Maximize the power of claims data
Claims data drawn from an ACOs’ member population can provide a wealth of insights, guide strategy and empower your physicians to take action. For example, you can analyze your population to understand prevalence of chronic illness, hospitalizations and related costs. You can then use this data to prioritize areas for improvement and identify where you need additional resources based on which population has the most clinical and financial risk.

Most health systems are relatively inexperienced in using claims data. Ingesting claims data and drawing meaningful reports takes time, so plan early for in-house and outsourced expertise. This might also mean some extra budget planning so you can invest in new population health management and analytics tools.

Keep score
Use a scorecard to keep all involved parties, such as physicians, specialists and administrators, focused on goals under the control of the care team, making sure to review and discuss regularly – in person and remotely – so there’s no ambiguity.

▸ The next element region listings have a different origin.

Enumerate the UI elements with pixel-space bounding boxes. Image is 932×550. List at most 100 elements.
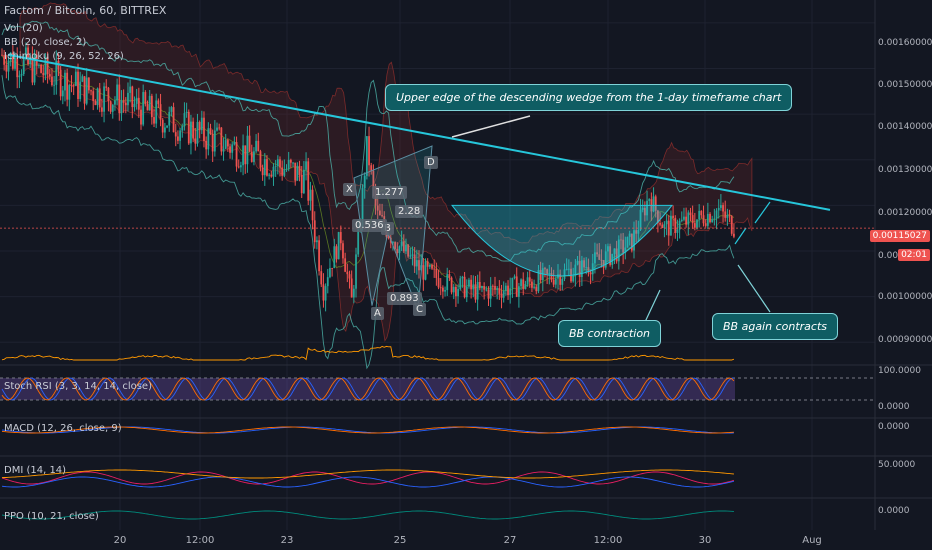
candle-body (266, 159, 268, 176)
candle-body (339, 232, 342, 244)
candle-body (287, 159, 290, 169)
candle-body (226, 140, 229, 147)
candle-body (298, 165, 301, 176)
candle-body (685, 216, 688, 225)
candle-body (674, 217, 677, 233)
candle-body (509, 288, 512, 296)
candle-body (474, 284, 477, 300)
candle-body (98, 88, 101, 108)
candle-body (174, 132, 177, 137)
candle-body (253, 151, 255, 162)
macd-title[interactable]: MACD (12, 26, close, 9) (4, 422, 122, 435)
price-label: 0.00140000 (878, 122, 932, 132)
wedge-callout[interactable]: Upper edge of the descending wedge from … (385, 84, 793, 111)
candle-body (715, 210, 718, 219)
candle-body (179, 130, 181, 141)
candle-body (218, 127, 221, 129)
candle-body (344, 258, 347, 272)
candle-body (159, 104, 162, 120)
candle-body (316, 240, 318, 243)
legend-vol[interactable]: Vol (20) (4, 22, 43, 35)
candle-body (185, 111, 188, 114)
candle-body (324, 286, 327, 301)
x-axis-label: 25 (393, 535, 407, 546)
stoch-rsi-title[interactable]: Stoch RSI (3, 3, 14, 14, close) (4, 380, 152, 393)
candle-body (140, 109, 142, 125)
candle-body (118, 84, 121, 114)
candle-body (148, 95, 151, 111)
candle-body (717, 207, 720, 211)
candle-body (478, 281, 481, 289)
candle-body (426, 261, 429, 267)
candle-body (59, 69, 62, 97)
candle-body (135, 97, 138, 104)
candle-body (331, 268, 334, 269)
candle-body (207, 128, 210, 150)
candle-body (240, 165, 242, 168)
ppo-label: 0.0000 (878, 506, 910, 516)
candle-body (439, 287, 442, 289)
candle-body (711, 219, 714, 223)
candle-body (235, 142, 238, 167)
candle-body (672, 215, 675, 218)
candle-body (177, 136, 179, 141)
candle-body (129, 86, 132, 93)
legend-bb[interactable]: BB (20, close, 2) (4, 36, 86, 49)
candle-body (554, 278, 557, 285)
candle-body (696, 219, 698, 228)
candle-body (498, 288, 501, 294)
candle-body (476, 281, 479, 300)
bb-again-callout[interactable]: BB again contracts (712, 313, 838, 340)
candle-body (589, 272, 592, 275)
candle-body (661, 224, 664, 229)
candle-body (524, 284, 527, 289)
candle-body (700, 210, 703, 216)
candle-body (648, 199, 651, 201)
candle-body (53, 84, 56, 86)
candle-body (70, 85, 73, 86)
candle-body (94, 101, 97, 106)
candle-body (51, 76, 53, 86)
candle-body (220, 127, 223, 152)
price-label: 0.00150000 (878, 80, 932, 90)
dmi-label: 50.0000 (878, 460, 916, 470)
candle-body (448, 274, 451, 278)
dmi-title[interactable]: DMI (14, 14) (4, 464, 66, 477)
legend-ichimoku[interactable]: Ichimoku (9, 26, 52, 26) (4, 50, 124, 63)
candle-body (124, 102, 127, 106)
candle-body (318, 240, 320, 272)
candle-body (72, 85, 75, 87)
candle-body (263, 159, 266, 176)
candle-body (346, 271, 349, 275)
ppo-line (1, 510, 734, 520)
candle-body (520, 279, 522, 287)
candle-body (357, 229, 360, 255)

The key to success is ensuring that those struggling are identified early so they can receive additional support. Metrics should be based largely on effort, not on outcomes that may create unnecessary strife between ACO leaders and clinicians. It is unfair to measure individual physicians on total cost or utilization for their patient panels – the variability in small numbers is too great – plus they will say the data is wrong or their patients are sicker. You can however measure the effort they put towards programmatic goals such as percent of patients receiving AWV’s or participation in monthly cohort meetings.

Get your coding in order
If you haven’t identified your strategy for ensuring you receive credit for the sicker patients you treat, you are already behind. Your benchmark cannot go up from better identification of sick patients, but it can go down. Numerous ACOs have found that inattention to HCC-coding workflows has been the differences between collecting shared savings and not beating the benchmark. Integrating coding best practices into your workflow can help you get credit for caring for sicker patients without driving your clinicians crazy.